Huyendo salí de la casa y me senté en el patio. Pensé en repasar el periódico y una que otra historia corta de Millás. De repente, el fuerte olor a esmalte despertó en mi una tranquilidad que se concreto al verte a pocos metros de distancia , tus pechos recostado sobre tus rodillas, mientras alcanzas la diminuta uña de tu meñique izquierdo para disfrazarla de un rojo decorado con escarchas.

Te ves feliz, yo no pregunto porque, ya no tengo concentración en mi lectura, el arte de pintarte las uñas me tiene cautivado y solo me pesa el hecho de no poder salir corriendo en busca de mi cámara y retratarte hasta la última pincelada.
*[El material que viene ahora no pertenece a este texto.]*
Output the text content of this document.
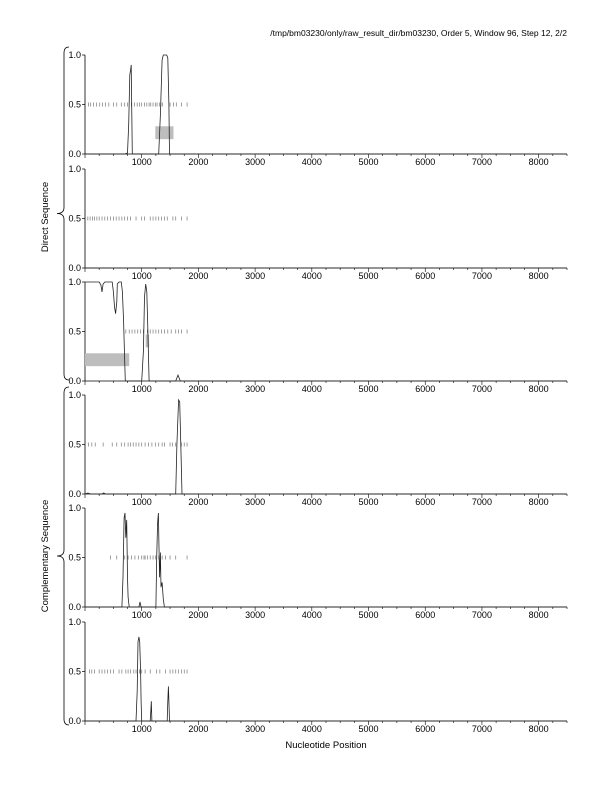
/tmp/bm03230/only/raw_result_dir/bm03230, Order 5, Window 96, Step 12, 2/2
0.0
0.5
1.0
1000	2000	3000	4000	5000	6000	7000	8000
0.0
0.5
1.0
1000	2000	3000	4000	5000	6000	7000	8000
0.0
0.5
1.0
1000	2000	3000	4000	5000	6000	7000	8000
0.0
0.5
1.0
1000	2000	3000	4000	5000	6000	7000	8000
0.0
0.5
1.0
1000	2000	3000	4000	5000	6000	7000	8000
0.0
0.5
1.0
1000	2000	3000	4000	5000	6000	7000	8000
Direct Sequence
Complementary Sequence
Nucleotide Position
El tiempo se va acabando, ya el sol busca partir hacia otro continente y tu ligeramente lo observas y vuelves para soplar el conjunto de uñas de tu pie izquierdo y yo allí ensimismado recibo una extraña mirada coqueta de tu parte (extraña para el día tan maldito que te abrumaba) y sin pensarlo dos veces me levanto y camino hacia ti, tu por alguna razón no me quitas los ojos de encima, yo llego y te planto el beso que no te daba desde antes del desayuno, ahora si se sentía como domingo; de repente, con tu mano libre, me alejas de ti y como si fuera un analfabeto o alguien que no estuviera en todo el día perplejo por tu belleza, me dices: ¡Cuidado que me las acabo de pintar!

Mi sitio era otro, en lo que el sol caía, te vería caminar con los tobillos, dando saltitos con los dedos de las manos y de los pies completamente separados, esquivando esquinas, sillas mal puestas, la puerta de la nevera cuando la abrieras; y yo vería los deportes en nuestra cama, lo más tranquilo, esperando que por fin te presentarás frente a la puerta, sin algodones entre los dedos y yo pudiera por fin demostrarte que el día no había sido una total pérdida.